Biden Imposes Another Energy-Related Tax Before Leaving Office
President Joe Biden has imposed another environment-related tax, less than two months before leaving office. The new tax measure targeting methane emissions from the oil and gas sector was part of the Biden administration’s so-called Inflation Reduction Act.
It imposes a Waste Emissions Charge of $900 per cubic meter in 2024, which increases to $1,200 in 2025, and $1,500 for 2026 and beyond.
However, certain criteria allow the Environmental Protection Agency (EPA) to exempt facilities that comply with the Clean Air Act standards for oil and gas operations.
“The agency expects that over time, fewer facilities will face the charge as they reduce their emissions and become eligible for this regulatory compliance exemption,” the EPA stated.
EPA Administrator Michael Regan believes the measure also enhances efficiency in the gas and oil sector, improves air quality, supports American jobs, and would “reinforce U.S. leadership on the global stage.”
However, any unnecessary regulatory compliance requirements increase production and management expenses, resulting in higher prices as companies pass the costs to consumers – as we saw time and time again under Biden.
Additionally, the measure benefits large gas and oil companies while negatively impacting small producers thus undermining competition and creating de-facto monopolies in the gas and oil sectors. Such monopolies are complicit in keeping energy prices high, resulting in high pump prices that hurt ordinary Americans.

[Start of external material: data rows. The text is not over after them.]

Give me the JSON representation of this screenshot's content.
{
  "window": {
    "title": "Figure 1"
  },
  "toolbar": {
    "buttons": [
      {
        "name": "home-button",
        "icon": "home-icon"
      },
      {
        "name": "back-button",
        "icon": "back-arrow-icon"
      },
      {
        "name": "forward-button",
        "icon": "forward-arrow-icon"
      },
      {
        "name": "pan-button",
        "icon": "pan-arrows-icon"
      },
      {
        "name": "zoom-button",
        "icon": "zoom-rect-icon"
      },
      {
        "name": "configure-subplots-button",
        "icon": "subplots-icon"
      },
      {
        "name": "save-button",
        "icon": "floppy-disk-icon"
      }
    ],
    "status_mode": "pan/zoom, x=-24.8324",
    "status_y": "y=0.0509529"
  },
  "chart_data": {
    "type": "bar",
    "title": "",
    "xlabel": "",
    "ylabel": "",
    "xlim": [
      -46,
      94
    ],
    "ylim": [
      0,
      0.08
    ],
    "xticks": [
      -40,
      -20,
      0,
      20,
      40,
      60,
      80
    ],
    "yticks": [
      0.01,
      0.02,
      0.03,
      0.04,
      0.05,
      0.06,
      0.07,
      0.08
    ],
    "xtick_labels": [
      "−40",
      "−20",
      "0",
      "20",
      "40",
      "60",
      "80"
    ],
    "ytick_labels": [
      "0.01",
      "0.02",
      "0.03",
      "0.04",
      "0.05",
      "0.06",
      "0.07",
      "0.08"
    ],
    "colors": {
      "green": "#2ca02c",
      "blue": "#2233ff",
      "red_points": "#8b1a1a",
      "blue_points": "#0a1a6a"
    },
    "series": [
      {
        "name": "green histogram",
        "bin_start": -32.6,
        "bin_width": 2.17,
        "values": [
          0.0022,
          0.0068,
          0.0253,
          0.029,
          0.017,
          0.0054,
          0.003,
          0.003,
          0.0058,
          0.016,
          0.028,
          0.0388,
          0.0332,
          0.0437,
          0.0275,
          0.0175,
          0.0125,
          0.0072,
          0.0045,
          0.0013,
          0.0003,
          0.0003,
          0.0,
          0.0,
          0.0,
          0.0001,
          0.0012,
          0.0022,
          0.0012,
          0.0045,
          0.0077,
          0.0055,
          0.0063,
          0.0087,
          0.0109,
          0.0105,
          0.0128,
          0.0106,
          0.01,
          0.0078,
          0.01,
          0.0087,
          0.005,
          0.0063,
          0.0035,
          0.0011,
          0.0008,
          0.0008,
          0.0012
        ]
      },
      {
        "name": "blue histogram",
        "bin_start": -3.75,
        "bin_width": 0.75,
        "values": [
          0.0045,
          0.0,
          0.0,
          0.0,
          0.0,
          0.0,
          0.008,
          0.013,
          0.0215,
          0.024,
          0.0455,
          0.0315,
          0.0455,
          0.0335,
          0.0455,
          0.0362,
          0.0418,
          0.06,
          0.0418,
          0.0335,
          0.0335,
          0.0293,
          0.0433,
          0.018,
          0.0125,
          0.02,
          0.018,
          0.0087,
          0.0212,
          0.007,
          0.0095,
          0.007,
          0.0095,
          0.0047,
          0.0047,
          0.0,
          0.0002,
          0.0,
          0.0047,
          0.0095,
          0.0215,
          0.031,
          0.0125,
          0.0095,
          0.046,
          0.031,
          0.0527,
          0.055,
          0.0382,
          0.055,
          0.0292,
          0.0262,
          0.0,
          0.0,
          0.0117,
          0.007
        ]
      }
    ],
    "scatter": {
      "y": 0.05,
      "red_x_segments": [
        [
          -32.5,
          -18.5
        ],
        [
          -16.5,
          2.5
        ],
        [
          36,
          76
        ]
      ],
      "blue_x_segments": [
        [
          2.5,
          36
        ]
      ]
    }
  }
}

“It’s because all these regulations cripple the competition,” said Steve Milloy, a fellow at the Energy and Environmental Legal Institute. “Taxing the oil industry, you know, Big Oil is going to be all for that.”
Similarly, the measure has limited positive environmental impacts as it only targets the oil and gas sector while overlooking other sources of methane that are difficult to control.
“The largest source of methane is actually microbes,” Milloy told The Washington Post.
However, the measure will be short-lived as Republican lawmakers could repeal it through the Resolution of Disapproval of the Congressional Review Act.
“Thankfully, this insanity will end in January,” said Rep. Greg Murphy (R-NC).
North Dakota lawmaker Senator Kevin Cramer, called the measure nonsensical, as the American oil and gas industry was the cleanest.
“American oil and gas producers are the cleanest, most efficient in the world, yet this rule penalizes them and saddles consumers with an even higher bill. It makes no sense. Thankfully, change is coming.”
President Trump has promised to repeal numerous energy regulations the Biden administration passed, including the Inflation Reduction Act and the Obama-era Clean Power Plan policy.
When Biden took office in 2021, he invalidated the Trump-era Methane Rescission Rule the Resolution of Disapproval, reinstating the Obama-era Oil and Natural Gas New Source Performance Standards.
In the same year, Democrats introduced the Methane Waste Prevention Act of 2021 which requires gas and oil facilities to reduce emissions by 90% by 2030.
Shortly after his landslide victory, President-elect Trump nominated New York Rep. Lee Zeldin as the head of the Environmental Protection Agency. Rep. Zeldin intends to prioritize energy production in line with Trump’s vision to restore U.S. energy dominance.
To achieve this objective, Zeldin plans to remove unnecessary regulations that impede gas and oil production keeping the country dependent on expensive imports from United States rivals. When it was first introduced in the House, Rep. Zeldin, who has a National Environmental Scorecard (LCV) of just 14%, voted against the Inflation Reduction Act.